In the meantime, Barrington got another big play as Jensen hit Hunter Constable for 45 yards on a halfback pass. Slye scored a touchdown two plays later to make it 24-12.
But after that, the Hawks made sure they stayed in control. Kanga scored his second touchdown of the game from four yards out with 2:40 left in the third quarter. On Barrington’s next possession, Christian Wesolowski blocked a punt, setting the Hawks up at the Eagle 35. Toppa then dropped back to pass and hit a wide-open Moses for a 35-yard touchdown and the 36-12 lead.

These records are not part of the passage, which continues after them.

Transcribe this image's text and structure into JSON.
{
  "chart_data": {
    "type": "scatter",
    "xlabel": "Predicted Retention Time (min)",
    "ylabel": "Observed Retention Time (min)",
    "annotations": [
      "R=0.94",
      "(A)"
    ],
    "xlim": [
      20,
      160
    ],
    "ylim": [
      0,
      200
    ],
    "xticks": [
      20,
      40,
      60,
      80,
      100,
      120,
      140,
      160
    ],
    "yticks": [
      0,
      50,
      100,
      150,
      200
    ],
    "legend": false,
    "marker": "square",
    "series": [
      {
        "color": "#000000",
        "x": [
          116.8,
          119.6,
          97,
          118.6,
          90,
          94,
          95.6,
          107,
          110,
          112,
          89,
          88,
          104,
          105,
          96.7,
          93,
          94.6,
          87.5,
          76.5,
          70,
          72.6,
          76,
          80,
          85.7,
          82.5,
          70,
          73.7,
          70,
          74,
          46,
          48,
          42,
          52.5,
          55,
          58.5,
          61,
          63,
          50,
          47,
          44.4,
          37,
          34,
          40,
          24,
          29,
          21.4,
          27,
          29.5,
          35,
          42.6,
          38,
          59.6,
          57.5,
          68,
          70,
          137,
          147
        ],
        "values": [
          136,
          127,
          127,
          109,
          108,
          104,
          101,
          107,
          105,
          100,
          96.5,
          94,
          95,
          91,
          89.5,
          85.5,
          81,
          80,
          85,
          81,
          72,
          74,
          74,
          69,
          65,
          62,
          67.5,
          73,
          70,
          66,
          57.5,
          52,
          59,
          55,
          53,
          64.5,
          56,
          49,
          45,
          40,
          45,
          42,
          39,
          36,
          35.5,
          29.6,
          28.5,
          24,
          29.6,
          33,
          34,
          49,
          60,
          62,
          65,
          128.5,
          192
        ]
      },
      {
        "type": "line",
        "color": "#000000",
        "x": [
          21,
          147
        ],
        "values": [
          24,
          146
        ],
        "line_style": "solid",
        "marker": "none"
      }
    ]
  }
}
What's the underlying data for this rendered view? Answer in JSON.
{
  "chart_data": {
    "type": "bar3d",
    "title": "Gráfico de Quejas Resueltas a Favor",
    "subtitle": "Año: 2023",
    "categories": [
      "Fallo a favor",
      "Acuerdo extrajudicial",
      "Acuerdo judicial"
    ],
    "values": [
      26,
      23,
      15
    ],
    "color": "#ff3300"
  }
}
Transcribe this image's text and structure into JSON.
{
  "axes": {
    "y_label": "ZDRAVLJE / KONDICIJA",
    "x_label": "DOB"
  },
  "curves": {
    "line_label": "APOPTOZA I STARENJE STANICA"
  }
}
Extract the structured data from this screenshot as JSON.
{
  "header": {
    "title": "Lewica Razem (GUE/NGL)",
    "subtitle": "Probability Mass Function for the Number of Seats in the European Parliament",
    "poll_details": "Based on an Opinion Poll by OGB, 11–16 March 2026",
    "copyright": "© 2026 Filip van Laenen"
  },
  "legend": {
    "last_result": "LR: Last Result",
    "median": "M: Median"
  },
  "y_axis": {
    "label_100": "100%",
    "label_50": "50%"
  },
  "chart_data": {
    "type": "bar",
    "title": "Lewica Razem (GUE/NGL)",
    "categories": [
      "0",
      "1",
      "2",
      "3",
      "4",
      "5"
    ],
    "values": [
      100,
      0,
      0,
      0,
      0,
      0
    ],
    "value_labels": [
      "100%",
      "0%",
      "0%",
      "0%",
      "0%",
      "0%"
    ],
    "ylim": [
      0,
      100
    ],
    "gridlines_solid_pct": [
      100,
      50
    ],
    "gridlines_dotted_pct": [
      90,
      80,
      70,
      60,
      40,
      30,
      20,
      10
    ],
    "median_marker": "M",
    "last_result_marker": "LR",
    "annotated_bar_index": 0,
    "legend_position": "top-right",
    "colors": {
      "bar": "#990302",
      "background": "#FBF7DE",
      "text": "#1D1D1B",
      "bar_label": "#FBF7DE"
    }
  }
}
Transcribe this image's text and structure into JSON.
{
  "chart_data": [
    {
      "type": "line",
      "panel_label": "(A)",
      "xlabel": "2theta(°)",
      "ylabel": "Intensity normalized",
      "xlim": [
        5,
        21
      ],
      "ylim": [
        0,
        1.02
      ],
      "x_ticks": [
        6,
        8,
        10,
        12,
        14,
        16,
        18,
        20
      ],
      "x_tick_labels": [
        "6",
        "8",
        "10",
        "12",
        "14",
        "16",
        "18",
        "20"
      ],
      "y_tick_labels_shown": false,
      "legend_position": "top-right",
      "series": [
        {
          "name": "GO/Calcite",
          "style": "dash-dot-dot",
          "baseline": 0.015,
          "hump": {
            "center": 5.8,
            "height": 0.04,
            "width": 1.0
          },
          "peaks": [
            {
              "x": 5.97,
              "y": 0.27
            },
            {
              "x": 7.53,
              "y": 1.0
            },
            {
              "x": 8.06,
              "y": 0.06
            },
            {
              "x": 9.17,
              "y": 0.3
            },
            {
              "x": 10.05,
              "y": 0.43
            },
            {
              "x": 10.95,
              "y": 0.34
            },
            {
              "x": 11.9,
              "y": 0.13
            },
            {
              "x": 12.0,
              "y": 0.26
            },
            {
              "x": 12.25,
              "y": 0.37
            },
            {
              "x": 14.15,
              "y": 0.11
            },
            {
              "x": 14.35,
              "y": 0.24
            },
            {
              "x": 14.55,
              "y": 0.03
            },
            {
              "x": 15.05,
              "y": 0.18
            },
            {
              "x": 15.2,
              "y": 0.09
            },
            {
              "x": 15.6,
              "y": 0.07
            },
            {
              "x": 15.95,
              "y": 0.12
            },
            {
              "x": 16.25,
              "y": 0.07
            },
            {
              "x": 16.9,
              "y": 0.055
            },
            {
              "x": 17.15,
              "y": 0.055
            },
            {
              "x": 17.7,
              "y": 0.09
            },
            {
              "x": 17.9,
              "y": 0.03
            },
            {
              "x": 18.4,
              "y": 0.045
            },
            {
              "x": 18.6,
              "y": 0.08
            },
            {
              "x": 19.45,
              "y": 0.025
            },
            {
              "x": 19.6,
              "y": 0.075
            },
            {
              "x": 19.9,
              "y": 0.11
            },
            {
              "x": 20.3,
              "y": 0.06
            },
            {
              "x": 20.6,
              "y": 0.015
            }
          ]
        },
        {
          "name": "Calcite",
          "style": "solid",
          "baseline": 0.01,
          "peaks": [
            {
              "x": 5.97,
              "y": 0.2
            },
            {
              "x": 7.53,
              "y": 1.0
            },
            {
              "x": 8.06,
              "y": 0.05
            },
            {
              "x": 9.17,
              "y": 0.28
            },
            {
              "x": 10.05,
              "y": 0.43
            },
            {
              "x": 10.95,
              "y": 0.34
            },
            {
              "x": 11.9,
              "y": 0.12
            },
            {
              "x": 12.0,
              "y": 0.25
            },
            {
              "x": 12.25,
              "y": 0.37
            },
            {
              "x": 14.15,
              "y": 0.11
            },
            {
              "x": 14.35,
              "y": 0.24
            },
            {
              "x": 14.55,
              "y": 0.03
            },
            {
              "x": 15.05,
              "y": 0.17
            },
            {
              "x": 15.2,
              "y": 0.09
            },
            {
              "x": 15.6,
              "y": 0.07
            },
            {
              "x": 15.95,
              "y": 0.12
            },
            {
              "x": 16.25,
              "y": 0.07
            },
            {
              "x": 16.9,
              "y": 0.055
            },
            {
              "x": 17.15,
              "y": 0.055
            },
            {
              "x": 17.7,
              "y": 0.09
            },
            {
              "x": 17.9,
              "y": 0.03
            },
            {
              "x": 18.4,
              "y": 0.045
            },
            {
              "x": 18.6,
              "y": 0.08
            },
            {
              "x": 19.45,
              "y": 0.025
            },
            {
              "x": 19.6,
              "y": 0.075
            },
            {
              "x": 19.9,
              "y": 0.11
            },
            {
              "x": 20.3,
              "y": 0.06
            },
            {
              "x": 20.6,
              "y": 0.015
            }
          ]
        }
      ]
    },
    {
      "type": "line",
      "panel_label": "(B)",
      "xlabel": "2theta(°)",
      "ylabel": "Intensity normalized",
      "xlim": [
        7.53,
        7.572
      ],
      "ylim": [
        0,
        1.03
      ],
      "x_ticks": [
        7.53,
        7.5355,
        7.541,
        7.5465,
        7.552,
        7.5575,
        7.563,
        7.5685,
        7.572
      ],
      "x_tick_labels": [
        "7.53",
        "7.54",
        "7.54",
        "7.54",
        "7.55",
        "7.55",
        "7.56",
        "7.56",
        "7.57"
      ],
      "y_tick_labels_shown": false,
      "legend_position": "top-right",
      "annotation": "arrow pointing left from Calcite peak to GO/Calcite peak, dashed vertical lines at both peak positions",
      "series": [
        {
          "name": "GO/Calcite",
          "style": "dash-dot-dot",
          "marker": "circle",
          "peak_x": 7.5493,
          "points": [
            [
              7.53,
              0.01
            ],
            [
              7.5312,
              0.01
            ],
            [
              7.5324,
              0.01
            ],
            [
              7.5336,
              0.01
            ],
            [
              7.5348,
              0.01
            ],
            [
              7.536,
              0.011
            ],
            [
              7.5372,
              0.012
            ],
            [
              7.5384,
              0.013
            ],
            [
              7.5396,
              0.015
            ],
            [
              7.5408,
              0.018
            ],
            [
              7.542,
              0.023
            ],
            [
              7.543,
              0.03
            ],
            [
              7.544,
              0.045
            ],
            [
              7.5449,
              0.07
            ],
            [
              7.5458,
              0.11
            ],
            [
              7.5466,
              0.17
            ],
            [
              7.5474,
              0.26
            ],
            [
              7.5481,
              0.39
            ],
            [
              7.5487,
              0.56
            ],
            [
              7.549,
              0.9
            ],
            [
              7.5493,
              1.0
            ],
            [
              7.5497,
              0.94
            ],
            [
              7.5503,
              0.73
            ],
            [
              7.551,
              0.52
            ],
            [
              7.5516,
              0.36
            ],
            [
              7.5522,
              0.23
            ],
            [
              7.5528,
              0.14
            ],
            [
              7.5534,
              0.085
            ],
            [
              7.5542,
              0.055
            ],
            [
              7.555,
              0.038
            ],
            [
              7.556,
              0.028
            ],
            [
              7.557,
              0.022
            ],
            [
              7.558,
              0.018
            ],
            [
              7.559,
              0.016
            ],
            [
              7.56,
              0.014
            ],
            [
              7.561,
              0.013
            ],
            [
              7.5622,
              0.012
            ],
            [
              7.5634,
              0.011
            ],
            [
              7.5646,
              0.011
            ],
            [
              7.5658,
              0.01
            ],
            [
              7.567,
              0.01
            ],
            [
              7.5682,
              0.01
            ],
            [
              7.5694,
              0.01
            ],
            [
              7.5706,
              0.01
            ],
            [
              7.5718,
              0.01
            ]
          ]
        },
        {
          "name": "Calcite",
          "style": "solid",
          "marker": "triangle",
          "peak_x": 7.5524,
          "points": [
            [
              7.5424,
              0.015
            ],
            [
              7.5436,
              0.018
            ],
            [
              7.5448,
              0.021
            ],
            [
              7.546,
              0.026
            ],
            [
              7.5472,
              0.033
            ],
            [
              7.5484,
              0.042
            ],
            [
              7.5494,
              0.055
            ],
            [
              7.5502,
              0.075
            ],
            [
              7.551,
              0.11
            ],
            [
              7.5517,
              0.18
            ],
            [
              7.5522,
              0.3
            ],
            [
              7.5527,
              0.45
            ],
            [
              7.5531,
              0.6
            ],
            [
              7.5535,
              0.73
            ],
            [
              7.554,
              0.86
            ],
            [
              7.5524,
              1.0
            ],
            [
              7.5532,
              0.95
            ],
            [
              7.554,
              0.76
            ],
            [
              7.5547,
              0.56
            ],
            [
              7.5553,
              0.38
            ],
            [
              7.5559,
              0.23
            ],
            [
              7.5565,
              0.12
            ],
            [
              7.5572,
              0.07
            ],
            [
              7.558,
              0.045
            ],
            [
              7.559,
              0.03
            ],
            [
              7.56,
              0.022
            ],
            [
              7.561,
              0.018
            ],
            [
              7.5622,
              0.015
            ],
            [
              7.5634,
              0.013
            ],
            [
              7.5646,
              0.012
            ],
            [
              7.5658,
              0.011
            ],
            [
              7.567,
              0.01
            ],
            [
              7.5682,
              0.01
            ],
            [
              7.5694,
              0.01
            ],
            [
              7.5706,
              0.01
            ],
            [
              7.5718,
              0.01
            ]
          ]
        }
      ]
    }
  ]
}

“They all stepped up,” Stringfellow said. “Toppa threw some nice balls and we got the running game going a little bit. Defensively, we buckled down and that kept us in the game. We kept them confined a little bit and we were able to take care of business.”
The Eagles added a late touchdown by Ryan Brown, but the outcome wasn’t in doubt. The Hawks could celebrate.
“I’m proud of my team because we came a long way this year,” Moses said. “I was glad we were able to pull it together and win it.”
Kanga led the Hawks with 63 yards on 14 carries. Gary Gibbs added 56 yards on seven carries, and Terrence Gibbs chipped in with 25 yards on eight carries. Toppa completed three passes for 59 yards and a touchdown.
The championship is Hendricken’s fourth in the last five years, since Stringfellow and assistants Robert Manning and Michael Quigley have been at the helm. Stringfellow hopes this group can follow the same path of his first team, which won the varsity Super Bowl last season.
“Hopefully we’ll hold them together for four years and hopefully they can go on and do what the group did last year, winning it their senior year,” Stringfellow said. “I tell them this is just a building block. This is just a start. Hopefully, they continue the next four years.”